The purposes of data visualization can be split into the goals of communication and exploration. Communication is what we consider when we think about presenting charts and graphs and dashboards. This a clear picture of what needs to be communicated. The bigger opportunity in data visualization centers on dynamic updating and interactive data analysis. Current models of visualization conceptualize the graphic not as a static picture, but as an interactive active object. Click on the bar chart for customers from New England, and all the other graphics immediately highlight those customers as well. Click the sub-set button and all the displays are now updated to show only customer data from New England. In modern data analysis, the display is the input control.

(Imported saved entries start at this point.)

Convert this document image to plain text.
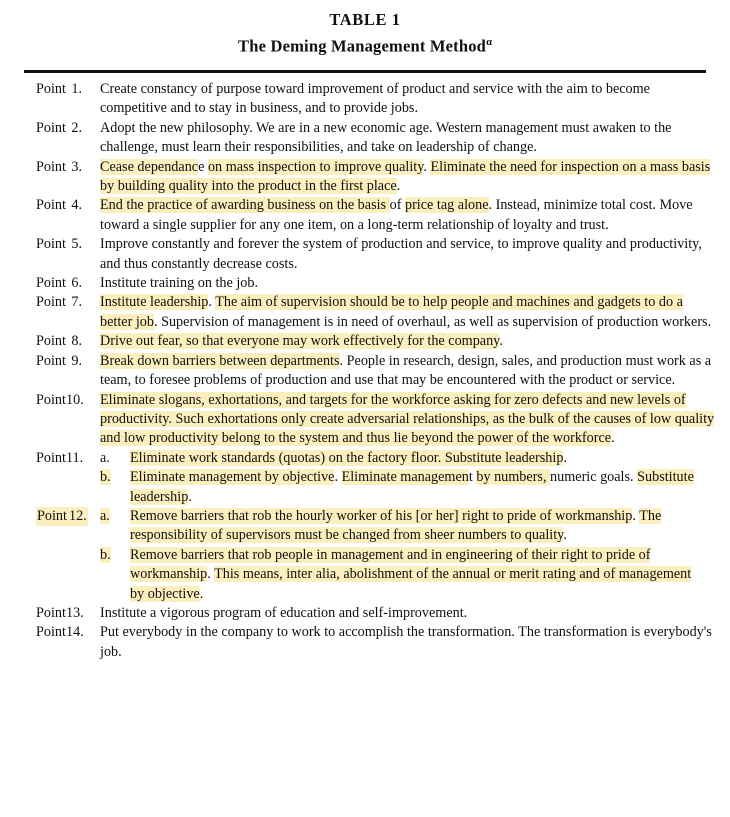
TABLE 1
The Deming Management Method$^\alpha$
Point 1.	Create constancy of purpose toward improvement of product and service with the aim to become competitive and to stay in business, and to provide jobs.
Point 2.	Adopt the new philosophy. We are in a new economic age. Western management must awaken to the challenge, must learn their responsibilities, and take on leadership of change.
Point 3.	Cease dependance on mass inspection to improve quality. Eliminate the need for inspection on a mass basis by building quality into the product in the first place.
Point 4.	End the practice of awarding business on the basis of price tag alone. Instead, minimize total cost. Move toward a single supplier for any one item, on a long-term relationship of loyalty and trust.
Point 5.	Improve constantly and forever the system of production and service, to improve quality and productivity, and thus constantly decrease costs.
Point 6.	Institute training on the job.
Point 7.	Institute leadership. The aim of supervision should be to help people and machines and gadgets to do a better job. Supervision of management is in need of overhaul, as well as supervision of production workers.
Point 8.	Drive out fear, so that everyone may work effectively for the company.
Point 9.	Break down barriers between departments. People in research, design, sales, and production must work as a team, to foresee problems of production and use that may be encountered with the product or service.
Point 10.	Eliminate slogans, exhortations, and targets for the workforce asking for zero defects and new levels of productivity. Such exhortations only create adversarial relationships, as the bulk of the causes of low quality and low productivity belong to the system and thus lie beyond the power of the workforce.
Point 11. a.	Eliminate work standards (quotas) on the factory floor. Substitute leadership.
b.	Eliminate management by objective. Eliminate management by numbers, numeric goals. Substitute leadership.
Point 12. a.	Remove barriers that rob the hourly worker of his [or her] right to pride of workmanship. The responsibility of supervisors must be changed from sheer numbers to quality.
b.	Remove barriers that rob people in management and in engineering of their right to pride of workmanship. This means, inter alia, abolishment of the annual or merit rating and of management by objective.
Point 13.	Institute a vigorous program of education and self-improvement.
Point 14.	Put everybody in the company to work to accomplish the transformation. The transformation is everybody's job.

A Chance for Process Improvement

A few years ago my team worked with a group that had to create a product by balancing trade-offs across a number of variables at once. The process was a traditional batch process:

We would send a report about the data underlying the proposed product given a certain configuration of variables (what if X1 was high and X2 was low and X3 was…), they would review it and make another request. At that rate the process was going to take months. To decrease time to market and enable the end-user we created a simple data visualization using slider-bars. The end user could move the sliders to the appropriate location (X1 is high, X2 is low and X3 is…). After each slider-bar movement the statistical model of the data was updated, a graphical visualization was updated, and a table outlining implications of the product configuration was updated. With a simple interactive visualization tool (that took two days to create) we empowered the end-user to cut this process from months to weeks and we were free to move on. This was not simply about creating data visualization; it was about combining the power of visual communication with interactive and dynamic computing to bring the user close to their data.

Not Just for Analysts Anymore

Sometime we think about data visualization as a feature of the business intelligence suite or the analytics platform. The power of data visualization is much greater than that and should be considered broadly in all end-user experience contexts. As applications become increasingly mobile and data generating, customers increasingly see data generation and access to data as a given-even for “non-data” products. Data visualization is about empowering end-users writ large, not just business analysts.

“We don’t want visualizations and analysis tools, we want actionable insights”.

I keep this quote from an internal customer on my desk to remind me that all the technically excellent and compelling visualization are useless if they do not meet the customer where they are. By far the most important issue is: who will be using the tools and how will they interpret them? It is essential to consider the personas of your end users and approach the issue as a user-experience concern as well as an analytic concern. The tools of data visualization need to be aligned with the goals and background of the end users. Luckily many current visualization tools allow for multiple levels of customization and access control: Lock down specific displays for some-end users, allow customization for others, allow a range of explorations for others.

I recently encountered an analytics package that was so statistically intelligent it would pick the “right” predictive model for you and provided a scatterplot display of the raw time-series as well as the prediction path. For some sets of data it worked rather well but for others it worked very poorly; a fact that was easily visible in the scatterplot. Unfortunately the package could neither tell me which type of algorithm was used, or allow me to change it. It un-interactively just did a bad job. Luckily the simple scatter plot visualization was easily able to argue against its own fancy statistical add-on. Visualization should promote intimacy with your data and analysis, not detachment. Visualization software will continue to become increasingly intelligent, but we should evaluate changes cautiously.

Data visualization will continue to evolve as a standard method to enable end users by helping them own and interacting with the data. It’s your chance to reach out directly to end user and help them into the age of data-driven business. It’s the last mile in the IT pipeline and your chance to shine.